1

After the Hudson Bay Company ceased to use the manor as a recreation center, it was leased by a Mr. Horace Newton, the president of the Victoria Phoenix Brewery, who used the building to set up a camp for girls on the property. The girl's camp was run from 1925 until 1936.

The Manor was used to house the girls and they stayed on in dormitories of four to eight girls per room. Mr. Newton's camp was every weekend throughout the school year, and daily during the summer. One former camper, Jean Lamorte, remembers her year here very fondly. Mr. Newton was a kind man, making sure that the campers had every possible advantage during the Great Depression, when many children were not so fortunate. She fondly remembers being taught to swim, boat, horse ride and play lawn tennis at the site. He paid for everything, and the girls had all that they needed provided before they even had to ask.

2

Jean Lamorte talks about being a camper at Mr. Newton's Girls Camp
9 July 2006
Craigflower, View Royal, Victoria, Canada
TEXT ATTACHMENT


3

Since it was the Great Depression, Mr.

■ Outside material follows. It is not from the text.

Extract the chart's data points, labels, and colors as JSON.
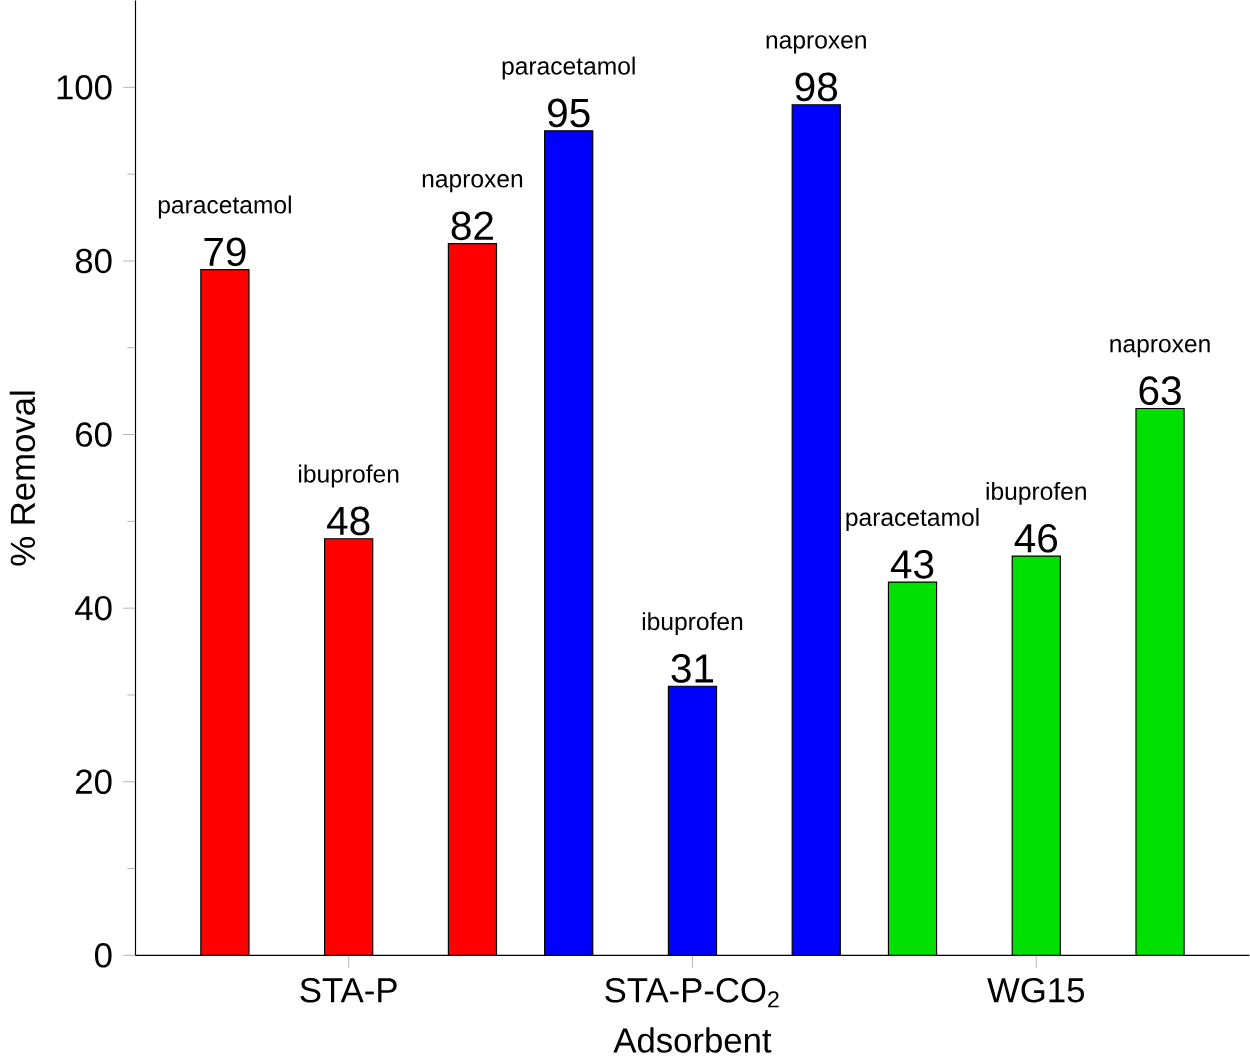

Newton was careful to make sure that there was always enough food for all of the girls, and they could help themselves. All meals required that the children ate two helpings, which was far more than most of them were accustomed to eating. At the time it was a struggle for many of them to eat so much more than they had at home! The dining room and kitchen were upstairs in the Manor, in the two back rooms that once had been bedrooms which belonged to the boys during the McKenzies' residence at Craigflower.

4

Following the era of Mr. Newton's camp the farm was taken from the Hudson's Bay Company in order to pay the back taxes owed to Esquimalt Township on all of the farms in their jurisdiction. At this point a lot of the farm had already been sold off in sections, so this meant that the whole property was no longer under the jurisdiction of the Hudson's Bay Company.